Neural crest (NC)-like stem/progenitor cells provide an attractive cell source for regenerative medicine because of their multipotent property and ease of isolation from adult tissue. Although human umbilical cord blood (HUCB) is known to be a rich source of stem cells, the presence of the NC-like stem/progenitor cells in HUCB remains to be elucidated. In this study, we have isolated NC-like progenitor cells using an antibody to p75 neurotrophin receptor (p75NTR) and examined their phenotype and stem cell function in vitro. To confirm whether p75NTR+ NC-derived cells are present in cord blood, flow cytometric analysis of cord blood derived from P0-Cre/Floxed-EGFP reporter mouse embryos was performed. Freshly isolated HUCB mononuclear cells was subjected to flow cytometry to detect p75NTR+ cells and determined their immunophenotype. HUCB p75NTR+ cells were then collected by immunomagnetic separation and their immunophenotype, clonogenic potential, gene expression profile, and multilineage differentiation potential were examined. NC-derived EGFP+ cells co-expressing p75NTR was detected in cord blood of P0-Cre/Floxed-EGFP reporter mice.
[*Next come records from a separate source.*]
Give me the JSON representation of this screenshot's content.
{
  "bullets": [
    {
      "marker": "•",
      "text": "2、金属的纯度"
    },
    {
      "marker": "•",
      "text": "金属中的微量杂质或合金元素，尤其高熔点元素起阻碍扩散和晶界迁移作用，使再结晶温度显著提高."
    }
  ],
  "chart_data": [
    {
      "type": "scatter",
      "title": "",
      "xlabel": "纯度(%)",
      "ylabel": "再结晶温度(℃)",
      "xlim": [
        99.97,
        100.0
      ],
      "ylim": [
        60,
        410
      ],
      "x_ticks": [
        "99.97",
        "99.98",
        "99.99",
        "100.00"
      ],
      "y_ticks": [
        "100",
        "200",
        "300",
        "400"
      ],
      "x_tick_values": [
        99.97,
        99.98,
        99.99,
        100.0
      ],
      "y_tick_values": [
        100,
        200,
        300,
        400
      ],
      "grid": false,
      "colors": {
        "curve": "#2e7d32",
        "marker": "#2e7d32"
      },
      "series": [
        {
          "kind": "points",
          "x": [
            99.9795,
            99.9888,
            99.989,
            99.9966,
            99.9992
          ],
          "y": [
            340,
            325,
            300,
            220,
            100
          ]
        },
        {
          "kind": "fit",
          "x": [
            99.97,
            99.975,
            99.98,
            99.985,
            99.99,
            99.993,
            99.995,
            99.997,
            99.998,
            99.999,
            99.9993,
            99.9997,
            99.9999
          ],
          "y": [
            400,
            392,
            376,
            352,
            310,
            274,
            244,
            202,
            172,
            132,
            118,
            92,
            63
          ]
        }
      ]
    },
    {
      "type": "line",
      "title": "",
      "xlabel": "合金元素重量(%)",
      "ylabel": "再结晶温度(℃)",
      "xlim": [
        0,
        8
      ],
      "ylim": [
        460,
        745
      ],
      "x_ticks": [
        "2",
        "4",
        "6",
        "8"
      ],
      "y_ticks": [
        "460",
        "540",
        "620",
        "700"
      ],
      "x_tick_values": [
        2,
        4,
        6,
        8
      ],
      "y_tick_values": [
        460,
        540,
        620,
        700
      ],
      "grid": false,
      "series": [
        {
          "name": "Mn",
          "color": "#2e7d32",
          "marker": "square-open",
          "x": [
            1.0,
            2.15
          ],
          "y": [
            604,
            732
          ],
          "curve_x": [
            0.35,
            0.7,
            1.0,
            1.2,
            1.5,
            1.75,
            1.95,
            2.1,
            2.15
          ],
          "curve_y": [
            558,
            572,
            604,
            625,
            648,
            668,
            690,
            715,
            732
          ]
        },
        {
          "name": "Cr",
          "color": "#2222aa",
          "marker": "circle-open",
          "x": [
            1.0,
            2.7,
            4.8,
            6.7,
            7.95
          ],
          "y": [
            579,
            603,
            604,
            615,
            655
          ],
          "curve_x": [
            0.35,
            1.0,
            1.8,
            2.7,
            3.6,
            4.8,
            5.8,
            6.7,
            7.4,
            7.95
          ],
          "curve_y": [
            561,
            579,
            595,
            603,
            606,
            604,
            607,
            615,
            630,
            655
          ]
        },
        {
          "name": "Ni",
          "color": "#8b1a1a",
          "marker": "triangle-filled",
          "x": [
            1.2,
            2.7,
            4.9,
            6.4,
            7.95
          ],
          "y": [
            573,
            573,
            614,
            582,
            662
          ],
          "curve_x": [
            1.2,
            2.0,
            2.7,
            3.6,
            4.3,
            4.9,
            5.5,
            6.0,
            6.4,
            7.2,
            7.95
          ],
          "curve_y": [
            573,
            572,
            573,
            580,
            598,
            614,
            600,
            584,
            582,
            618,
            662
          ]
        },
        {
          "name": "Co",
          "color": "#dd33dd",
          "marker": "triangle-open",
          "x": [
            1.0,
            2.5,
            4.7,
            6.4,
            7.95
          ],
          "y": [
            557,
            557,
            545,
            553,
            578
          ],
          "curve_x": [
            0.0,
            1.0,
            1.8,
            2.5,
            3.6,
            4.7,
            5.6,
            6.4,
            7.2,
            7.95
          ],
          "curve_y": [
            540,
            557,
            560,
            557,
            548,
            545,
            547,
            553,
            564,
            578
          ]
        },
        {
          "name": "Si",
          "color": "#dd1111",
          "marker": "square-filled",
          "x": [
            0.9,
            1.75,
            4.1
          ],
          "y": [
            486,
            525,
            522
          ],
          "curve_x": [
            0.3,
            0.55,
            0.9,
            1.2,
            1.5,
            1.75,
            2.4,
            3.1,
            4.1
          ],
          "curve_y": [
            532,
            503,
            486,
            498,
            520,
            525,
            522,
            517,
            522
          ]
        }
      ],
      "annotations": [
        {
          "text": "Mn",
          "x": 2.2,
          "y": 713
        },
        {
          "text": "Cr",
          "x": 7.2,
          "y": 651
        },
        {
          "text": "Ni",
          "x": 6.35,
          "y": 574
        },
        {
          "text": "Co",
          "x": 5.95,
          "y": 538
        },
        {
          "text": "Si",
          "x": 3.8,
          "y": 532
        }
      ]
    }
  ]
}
We found that freshly isolated HUCB mononuclear cells contained 0.23% of p75NTR+ cells. Isolated p75NTR+ cells from HUCB efficiently formed neurospheres and could differentiate into neuronal and glial cell lineages. The p75NTR+ cells expressed a set of NC-associated genes and undifferentiated neural cell marker genes before and after the culture. These findings revealed that HUCB contained the p75NTR+ NC-like progenitor cell population which have the self-renewal capacity and the potential to differentiate into both neuronal and glial cell lineages.